Like many nations globally, Zambia felt the adverse effects of the COVID-19 pandemic, particularly in its digital sphere. The pandemic underscored the necessity of connectivity for individuals and small businesses to thrive in the digital economy.
Despite some progress in certain economies, Mr. Malekeni mentioned that many Africans, including Zambians, continue to grapple with financial exclusion and vulnerability. Approximately 30 million people in Africa fell into extreme poverty in 2021, with 22 million jobs lost due to the pandemic, a trend that persists in 2023.
Nevertheless, he stated that this situation presents an opportunity for Zambia to invest in digital solutions to enhance efficiency. Post-pandemic, cross-border payments have become a focal point, presenting a promising avenue for Mastercard’s business.
Mr. Malekani cited the Mastercard New Payments Index 2022, which highlighted the rising trend of emerging digital payment methods in South Africa. In Zambia, a significant 91.4% of the population boasts mobile connections, indicating progress in digital connectivity.

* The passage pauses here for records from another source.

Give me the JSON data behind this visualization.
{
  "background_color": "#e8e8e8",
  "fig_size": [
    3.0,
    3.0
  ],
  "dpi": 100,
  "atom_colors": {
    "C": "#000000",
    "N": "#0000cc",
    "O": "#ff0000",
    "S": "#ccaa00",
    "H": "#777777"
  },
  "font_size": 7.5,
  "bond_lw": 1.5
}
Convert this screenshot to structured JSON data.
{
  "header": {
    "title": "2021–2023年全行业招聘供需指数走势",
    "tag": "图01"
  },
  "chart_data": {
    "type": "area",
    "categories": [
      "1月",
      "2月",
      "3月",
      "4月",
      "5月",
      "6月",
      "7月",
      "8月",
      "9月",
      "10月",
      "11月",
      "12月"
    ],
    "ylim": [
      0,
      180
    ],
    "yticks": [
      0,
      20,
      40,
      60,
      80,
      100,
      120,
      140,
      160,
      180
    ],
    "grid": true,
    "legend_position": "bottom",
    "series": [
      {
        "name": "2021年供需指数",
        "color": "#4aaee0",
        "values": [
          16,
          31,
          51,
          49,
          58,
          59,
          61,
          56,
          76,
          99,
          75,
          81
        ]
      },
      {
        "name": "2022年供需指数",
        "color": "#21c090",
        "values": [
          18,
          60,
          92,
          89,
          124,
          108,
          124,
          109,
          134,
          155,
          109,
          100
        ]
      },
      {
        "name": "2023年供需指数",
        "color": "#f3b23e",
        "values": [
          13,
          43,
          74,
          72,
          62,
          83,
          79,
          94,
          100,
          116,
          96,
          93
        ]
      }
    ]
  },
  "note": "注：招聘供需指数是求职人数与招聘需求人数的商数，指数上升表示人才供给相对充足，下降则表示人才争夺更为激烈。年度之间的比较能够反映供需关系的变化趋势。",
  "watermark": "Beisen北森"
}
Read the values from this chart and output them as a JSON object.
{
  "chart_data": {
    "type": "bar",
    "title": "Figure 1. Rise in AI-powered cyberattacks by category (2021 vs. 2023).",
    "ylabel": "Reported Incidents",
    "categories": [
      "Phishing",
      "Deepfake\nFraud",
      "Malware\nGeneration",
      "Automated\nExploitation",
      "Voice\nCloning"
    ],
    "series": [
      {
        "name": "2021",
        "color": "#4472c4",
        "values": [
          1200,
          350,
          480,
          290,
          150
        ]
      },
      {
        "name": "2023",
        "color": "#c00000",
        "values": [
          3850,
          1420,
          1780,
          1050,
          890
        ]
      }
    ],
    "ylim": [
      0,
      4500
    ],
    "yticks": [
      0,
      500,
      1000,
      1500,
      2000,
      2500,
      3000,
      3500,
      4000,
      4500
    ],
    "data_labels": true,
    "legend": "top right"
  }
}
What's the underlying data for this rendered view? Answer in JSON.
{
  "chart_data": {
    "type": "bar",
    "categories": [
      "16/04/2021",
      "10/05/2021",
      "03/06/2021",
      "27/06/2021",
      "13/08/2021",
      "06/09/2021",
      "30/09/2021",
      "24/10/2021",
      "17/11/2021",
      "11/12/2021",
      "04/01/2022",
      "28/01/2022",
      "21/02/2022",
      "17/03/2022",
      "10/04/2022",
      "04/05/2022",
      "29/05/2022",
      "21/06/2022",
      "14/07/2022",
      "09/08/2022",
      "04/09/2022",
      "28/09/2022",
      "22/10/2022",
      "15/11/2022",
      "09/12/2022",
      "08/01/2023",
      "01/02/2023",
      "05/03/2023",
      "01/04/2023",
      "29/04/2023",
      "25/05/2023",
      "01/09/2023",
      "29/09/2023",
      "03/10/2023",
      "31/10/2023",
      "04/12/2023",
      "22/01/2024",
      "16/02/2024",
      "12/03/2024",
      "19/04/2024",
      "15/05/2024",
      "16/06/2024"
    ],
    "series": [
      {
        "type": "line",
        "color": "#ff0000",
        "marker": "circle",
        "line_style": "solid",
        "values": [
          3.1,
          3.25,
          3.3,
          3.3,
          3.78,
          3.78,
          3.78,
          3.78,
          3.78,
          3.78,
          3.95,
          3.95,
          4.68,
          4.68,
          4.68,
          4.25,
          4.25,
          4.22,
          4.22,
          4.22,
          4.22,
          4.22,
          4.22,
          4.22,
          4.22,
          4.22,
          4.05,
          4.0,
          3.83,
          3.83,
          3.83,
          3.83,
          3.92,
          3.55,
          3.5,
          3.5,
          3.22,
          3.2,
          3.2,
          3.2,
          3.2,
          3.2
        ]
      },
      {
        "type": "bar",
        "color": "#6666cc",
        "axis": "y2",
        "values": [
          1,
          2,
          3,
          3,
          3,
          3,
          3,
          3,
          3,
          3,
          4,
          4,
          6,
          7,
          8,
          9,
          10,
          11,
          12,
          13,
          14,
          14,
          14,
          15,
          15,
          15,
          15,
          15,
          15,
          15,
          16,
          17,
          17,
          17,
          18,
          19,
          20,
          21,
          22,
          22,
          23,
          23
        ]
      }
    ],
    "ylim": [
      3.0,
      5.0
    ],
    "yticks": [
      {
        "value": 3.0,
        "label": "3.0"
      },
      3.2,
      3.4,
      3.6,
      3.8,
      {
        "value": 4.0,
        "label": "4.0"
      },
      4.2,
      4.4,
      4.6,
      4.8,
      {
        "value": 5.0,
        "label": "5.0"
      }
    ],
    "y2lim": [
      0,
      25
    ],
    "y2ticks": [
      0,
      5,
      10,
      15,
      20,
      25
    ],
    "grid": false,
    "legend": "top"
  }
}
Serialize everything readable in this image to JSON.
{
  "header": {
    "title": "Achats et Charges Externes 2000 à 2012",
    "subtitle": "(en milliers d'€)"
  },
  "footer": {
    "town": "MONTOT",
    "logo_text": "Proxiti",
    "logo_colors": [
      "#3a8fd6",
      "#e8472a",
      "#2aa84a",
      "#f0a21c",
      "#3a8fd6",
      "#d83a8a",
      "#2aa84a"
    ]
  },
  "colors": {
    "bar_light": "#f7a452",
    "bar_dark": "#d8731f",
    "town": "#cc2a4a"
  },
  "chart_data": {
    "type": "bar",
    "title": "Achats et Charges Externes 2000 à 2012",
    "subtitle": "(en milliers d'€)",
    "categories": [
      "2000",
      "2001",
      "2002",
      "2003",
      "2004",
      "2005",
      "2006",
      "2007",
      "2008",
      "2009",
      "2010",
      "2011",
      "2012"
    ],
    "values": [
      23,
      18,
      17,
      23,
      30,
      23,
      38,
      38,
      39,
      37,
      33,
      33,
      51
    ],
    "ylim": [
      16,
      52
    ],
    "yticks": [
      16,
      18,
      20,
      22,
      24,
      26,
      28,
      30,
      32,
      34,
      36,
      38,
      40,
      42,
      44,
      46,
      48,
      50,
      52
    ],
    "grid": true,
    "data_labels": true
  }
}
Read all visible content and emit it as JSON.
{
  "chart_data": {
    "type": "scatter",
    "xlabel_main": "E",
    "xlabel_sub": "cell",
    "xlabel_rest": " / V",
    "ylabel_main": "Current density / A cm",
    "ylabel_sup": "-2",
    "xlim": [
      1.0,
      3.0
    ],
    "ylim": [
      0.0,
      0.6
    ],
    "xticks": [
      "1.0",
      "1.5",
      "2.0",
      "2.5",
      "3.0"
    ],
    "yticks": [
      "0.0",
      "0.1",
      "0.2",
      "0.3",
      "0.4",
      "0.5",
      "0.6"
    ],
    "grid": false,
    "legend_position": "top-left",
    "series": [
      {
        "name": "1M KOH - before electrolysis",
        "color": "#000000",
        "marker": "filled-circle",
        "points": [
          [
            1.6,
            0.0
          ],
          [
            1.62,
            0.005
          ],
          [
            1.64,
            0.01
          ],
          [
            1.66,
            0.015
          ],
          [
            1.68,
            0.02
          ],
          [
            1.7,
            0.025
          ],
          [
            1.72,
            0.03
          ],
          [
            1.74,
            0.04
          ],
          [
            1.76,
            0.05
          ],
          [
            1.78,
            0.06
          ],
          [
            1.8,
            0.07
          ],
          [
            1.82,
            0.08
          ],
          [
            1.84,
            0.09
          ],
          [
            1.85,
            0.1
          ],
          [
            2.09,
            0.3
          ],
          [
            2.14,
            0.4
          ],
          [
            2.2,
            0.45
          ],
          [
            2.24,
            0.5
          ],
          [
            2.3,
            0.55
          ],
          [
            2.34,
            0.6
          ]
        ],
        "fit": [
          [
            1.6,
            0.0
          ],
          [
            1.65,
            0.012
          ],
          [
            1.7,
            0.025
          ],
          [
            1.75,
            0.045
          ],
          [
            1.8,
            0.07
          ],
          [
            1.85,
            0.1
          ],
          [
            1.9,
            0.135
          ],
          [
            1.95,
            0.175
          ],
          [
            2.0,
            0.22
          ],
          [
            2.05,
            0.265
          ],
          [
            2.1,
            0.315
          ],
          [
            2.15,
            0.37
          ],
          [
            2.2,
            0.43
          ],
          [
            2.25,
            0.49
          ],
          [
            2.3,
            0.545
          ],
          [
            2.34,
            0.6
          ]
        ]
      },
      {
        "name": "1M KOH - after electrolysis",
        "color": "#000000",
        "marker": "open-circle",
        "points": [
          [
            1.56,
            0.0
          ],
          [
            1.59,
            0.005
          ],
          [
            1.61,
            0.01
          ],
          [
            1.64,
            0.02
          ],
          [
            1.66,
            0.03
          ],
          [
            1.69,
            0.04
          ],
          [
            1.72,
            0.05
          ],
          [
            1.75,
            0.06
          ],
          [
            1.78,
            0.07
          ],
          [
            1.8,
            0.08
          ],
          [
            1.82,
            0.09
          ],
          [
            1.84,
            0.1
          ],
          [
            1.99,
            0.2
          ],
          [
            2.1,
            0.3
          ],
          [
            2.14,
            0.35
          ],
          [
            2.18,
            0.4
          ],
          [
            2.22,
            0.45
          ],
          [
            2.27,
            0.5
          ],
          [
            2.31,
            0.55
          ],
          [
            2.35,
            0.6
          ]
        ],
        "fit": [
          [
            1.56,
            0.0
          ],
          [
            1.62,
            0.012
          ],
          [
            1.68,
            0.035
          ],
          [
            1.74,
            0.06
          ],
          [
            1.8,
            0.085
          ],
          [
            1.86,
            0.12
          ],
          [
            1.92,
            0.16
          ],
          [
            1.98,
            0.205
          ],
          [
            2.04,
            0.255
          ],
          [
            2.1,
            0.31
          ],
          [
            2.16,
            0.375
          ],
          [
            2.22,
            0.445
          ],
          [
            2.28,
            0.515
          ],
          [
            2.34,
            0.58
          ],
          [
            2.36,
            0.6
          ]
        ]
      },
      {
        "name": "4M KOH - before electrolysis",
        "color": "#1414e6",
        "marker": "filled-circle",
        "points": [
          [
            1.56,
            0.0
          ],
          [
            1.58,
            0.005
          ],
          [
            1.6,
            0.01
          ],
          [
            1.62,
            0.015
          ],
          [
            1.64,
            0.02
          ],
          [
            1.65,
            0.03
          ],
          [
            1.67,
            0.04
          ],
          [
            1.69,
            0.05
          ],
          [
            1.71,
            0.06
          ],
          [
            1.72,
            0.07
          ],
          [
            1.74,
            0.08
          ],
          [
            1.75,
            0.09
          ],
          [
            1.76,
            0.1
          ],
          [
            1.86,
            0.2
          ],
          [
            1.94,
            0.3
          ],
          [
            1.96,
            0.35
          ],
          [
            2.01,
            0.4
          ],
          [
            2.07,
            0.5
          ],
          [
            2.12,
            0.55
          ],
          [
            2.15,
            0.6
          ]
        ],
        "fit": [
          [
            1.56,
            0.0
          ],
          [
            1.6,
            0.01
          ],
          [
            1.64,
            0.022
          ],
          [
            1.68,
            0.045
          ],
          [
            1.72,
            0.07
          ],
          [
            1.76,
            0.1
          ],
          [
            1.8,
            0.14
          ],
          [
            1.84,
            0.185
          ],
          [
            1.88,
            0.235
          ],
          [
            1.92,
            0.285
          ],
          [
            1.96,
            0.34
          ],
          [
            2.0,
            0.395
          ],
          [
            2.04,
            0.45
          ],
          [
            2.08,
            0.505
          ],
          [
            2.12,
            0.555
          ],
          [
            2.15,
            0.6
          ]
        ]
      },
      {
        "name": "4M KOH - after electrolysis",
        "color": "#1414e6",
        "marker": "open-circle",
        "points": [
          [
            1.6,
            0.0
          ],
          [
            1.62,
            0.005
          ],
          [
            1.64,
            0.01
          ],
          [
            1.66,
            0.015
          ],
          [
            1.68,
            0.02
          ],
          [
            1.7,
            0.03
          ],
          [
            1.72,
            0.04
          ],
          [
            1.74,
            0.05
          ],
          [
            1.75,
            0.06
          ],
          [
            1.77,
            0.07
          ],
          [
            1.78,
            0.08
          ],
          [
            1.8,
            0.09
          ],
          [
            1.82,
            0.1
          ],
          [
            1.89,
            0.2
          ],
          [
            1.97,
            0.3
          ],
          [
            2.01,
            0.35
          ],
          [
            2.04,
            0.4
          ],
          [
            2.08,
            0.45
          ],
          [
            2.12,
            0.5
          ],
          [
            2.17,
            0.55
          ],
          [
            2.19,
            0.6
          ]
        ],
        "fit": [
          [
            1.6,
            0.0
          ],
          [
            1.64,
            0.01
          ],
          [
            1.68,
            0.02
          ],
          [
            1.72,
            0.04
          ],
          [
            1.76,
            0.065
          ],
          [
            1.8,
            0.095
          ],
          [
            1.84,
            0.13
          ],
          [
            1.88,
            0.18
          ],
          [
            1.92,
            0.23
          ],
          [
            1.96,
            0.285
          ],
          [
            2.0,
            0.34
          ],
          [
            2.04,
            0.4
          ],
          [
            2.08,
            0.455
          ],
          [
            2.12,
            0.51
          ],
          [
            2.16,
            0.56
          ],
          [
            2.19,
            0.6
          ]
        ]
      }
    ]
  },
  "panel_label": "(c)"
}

To achieve financial and digital inclusion for all Zambians, Mr. Malekani said that Mastercard has partnered with public and private sectors, as well as non-governmental organizations, to develop and scale relevant digital solutions.
The company aims to establish a Pan-African digital infrastructure and include 20,752 million Zambians in the financial and digital economy, regardless of their location, whether in urban or rural areas, he disclosed.
He emphasized Mastercard’s dedication to advancing payment solutions in Zambia to promote financial inclusion. Despite many Zambians still favoring cash, the organization seeks to transition to a digital economy by offering futuristic solutions. Mobile banking plays a crucial role in this transition, enabling the integration of e-commerce, micro-loans, bill payments, and remittances.
The Buy Now Pay Later (BNPL) trend has gained prominence in recent years and is expected to account for a significant share of global e-commerce transactions by 2026. Mobile payments are on the rise in Zambia, driven by innovative solutions such as Scan to Pay, Samsung Pay, and Tap On Phone.
As a global digital payments organization with a presence in over 210 countries and territories, Mr. Malekani stated that Mastercard is committed to bringing one billion people into the digital economy by 2050, including 50 million micro and small businesses, with a particular focus on 25 million women entrepreneurs.
The company’s strategy revolves around promoting inclusive growth in Zambia and across Africa, working with private companies, government institutions, and development agencies to develop and scale relevant solutions.
Mr. Malekani said that Mastercard acknowledges that digital connectivity is a prerequisite for financial inclusion and is committed to partnering with local fintechs, telecommunications companies, financial institutions, government entities, and non-traditional organizations to achieve these goals.
As of early 2022, 91.4% of the Zambian population had mobile connections, including rural areas, where mobile phone ownership stood at 72.4%. This widespread connectivity offers Mastercard an opportunity to tap into rural Zambia and enhance productivity and economic growth.
He said Mastercard recognizes Africa as a significant market for fintech and digital solutions, and the company is the partner of choice for 70% of fintech organizations within its network.
The company collaborates with local fintech organizations to provide underserved communities with access to digital and financial solutions. Innovative solutions such as Lupiya, a neobank, and SPENN, a mobile wallet, are making strides in Zambia.
He said these partnerships aim to provide consumers and small businesses with a seamless, safe, and affordable digital payments experience.
According to Mr. Malekani, Mastercard’s collaboration with local fintech Digital PayGo led to the creation of SME-in-a-Box, a mobile payment solution that enables small businesses to make and receive digital payments.
He further said that the company also partners with mobile network operators like Zamtel and MTN to enable customers to use mobile money for online and in-person payments, including cross-border payments.
In conclusion, Mr. Malekani emphasized Mastercard’s commitment to advancing digital inclusion in Zambia, demonstrating the organization’s dedication to promoting financial and digital inclusion, supporting SMEs, and forging partnerships to transform Zambia’s digital payments landscape. Mastercard’s extensive expertise and global reach position it as a vital player in driving inclusive growth and innovation in the region.